Post by paulcadogan » Thu Feb 25, 2016 3:52 pm

RF wrote: Given the operational necessity to stop the Bismarck plus the vulnerability of Hood to Bismarck's fire I find this a curious line of thought. With the added scenario also of eight of the heavy guns not bearing on either enemy ship I would have thought that Holland's first priority must be to degrade Bismarck's gunnery and that would mean all available guns fire on Bismarck.... a decision surely obvious at the point Holland's run in started.
I think the misidentification was just that and there was no intent to fire on Prinz Eugen.
RF, I don't believe there was any intent to fire on PG. The problem for Hood was IDing which was which as the range came down and the time to open fire approached. To my mind we have to consider these factors in trying to assess what Holland was doing.

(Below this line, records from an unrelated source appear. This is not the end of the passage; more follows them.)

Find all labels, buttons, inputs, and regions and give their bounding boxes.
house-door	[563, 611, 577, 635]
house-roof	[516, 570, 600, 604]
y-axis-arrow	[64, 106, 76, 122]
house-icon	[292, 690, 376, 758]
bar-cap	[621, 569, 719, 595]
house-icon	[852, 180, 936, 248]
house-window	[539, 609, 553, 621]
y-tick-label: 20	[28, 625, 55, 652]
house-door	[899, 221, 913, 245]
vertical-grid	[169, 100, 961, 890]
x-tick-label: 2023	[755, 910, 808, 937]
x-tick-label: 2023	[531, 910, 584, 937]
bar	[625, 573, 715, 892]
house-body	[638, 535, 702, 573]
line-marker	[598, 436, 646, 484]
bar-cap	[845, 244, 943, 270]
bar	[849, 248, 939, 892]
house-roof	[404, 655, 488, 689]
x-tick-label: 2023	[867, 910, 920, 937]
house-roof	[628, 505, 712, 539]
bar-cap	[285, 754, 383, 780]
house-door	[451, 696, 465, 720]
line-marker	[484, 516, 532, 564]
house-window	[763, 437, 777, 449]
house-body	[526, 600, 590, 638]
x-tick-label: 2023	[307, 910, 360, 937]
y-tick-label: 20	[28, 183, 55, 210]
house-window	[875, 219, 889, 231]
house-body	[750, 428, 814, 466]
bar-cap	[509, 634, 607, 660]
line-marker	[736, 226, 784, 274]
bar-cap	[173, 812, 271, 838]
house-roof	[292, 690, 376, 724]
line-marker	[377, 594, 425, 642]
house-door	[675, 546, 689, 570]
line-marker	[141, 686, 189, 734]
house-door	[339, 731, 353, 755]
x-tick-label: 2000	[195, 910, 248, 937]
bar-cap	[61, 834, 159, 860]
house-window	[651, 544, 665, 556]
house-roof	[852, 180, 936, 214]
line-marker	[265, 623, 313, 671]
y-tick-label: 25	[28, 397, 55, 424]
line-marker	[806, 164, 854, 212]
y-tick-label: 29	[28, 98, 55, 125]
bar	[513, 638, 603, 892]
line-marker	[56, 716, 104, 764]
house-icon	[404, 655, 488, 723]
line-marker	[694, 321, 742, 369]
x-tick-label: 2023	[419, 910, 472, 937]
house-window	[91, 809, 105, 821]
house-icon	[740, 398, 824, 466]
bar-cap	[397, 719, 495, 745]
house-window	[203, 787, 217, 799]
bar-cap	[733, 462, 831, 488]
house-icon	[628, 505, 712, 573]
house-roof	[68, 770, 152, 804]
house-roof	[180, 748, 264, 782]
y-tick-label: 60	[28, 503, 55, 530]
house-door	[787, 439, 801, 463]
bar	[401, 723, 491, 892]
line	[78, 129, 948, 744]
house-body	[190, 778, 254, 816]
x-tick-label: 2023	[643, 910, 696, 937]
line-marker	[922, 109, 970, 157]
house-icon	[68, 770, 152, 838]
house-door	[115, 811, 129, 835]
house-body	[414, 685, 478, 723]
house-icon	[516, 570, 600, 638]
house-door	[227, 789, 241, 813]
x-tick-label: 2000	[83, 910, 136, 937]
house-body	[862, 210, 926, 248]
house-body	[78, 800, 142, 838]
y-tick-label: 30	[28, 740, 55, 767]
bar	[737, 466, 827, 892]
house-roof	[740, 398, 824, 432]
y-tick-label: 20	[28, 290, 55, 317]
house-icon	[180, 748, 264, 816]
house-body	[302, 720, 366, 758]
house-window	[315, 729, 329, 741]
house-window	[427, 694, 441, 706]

1)At 0550, Holland signalled for concentration of fire on the left hand ship, believing Bismarck to be leading.

2) At 0552, seconds before Hood opened fire, he signalled PoW to shift target right.

3) We know that Hood continued to fire at the left hand target.

4) We have Ted Briggs' account which states that a report came from the spotting top AFTER Hood opened fire that they were shooting at the wrong ship at which point Holland ordered a shift to the right hand target.

5) It has been said (McMullen's letter) that the conditions in Hood's spotting top at speed might have made target observation more difficult than it was for PoW - hence it was harder to distinguish the German ships at long range.

Points 3 and 4 suggest that the order to PoW at 0552 was NOT given to Hood's gunnery department - otherwise they should have switched target prior to the opening of fire and there would have been no need for them to report the error afterwards.

So, this is why I suggest there was uncertainty on Hood's compass platform (and gunnery department for that matter) at 0552 as to which German ship was which. Holland could either have held fire until firm ID was made (which might have been dangerous if the Germans fired on them first) or temporarily spread fire to ensure Bismarck was targeted immediately with the correction being made upon definitive ID. To me this is the most logical explanation.

This is why I always lament the fact that Leach did not immediately signal PoW's misgivings with the 0550 signal from Holland. When the shift signal came at 0552, he would therefore have assumed that the flagship had recognized the error in time.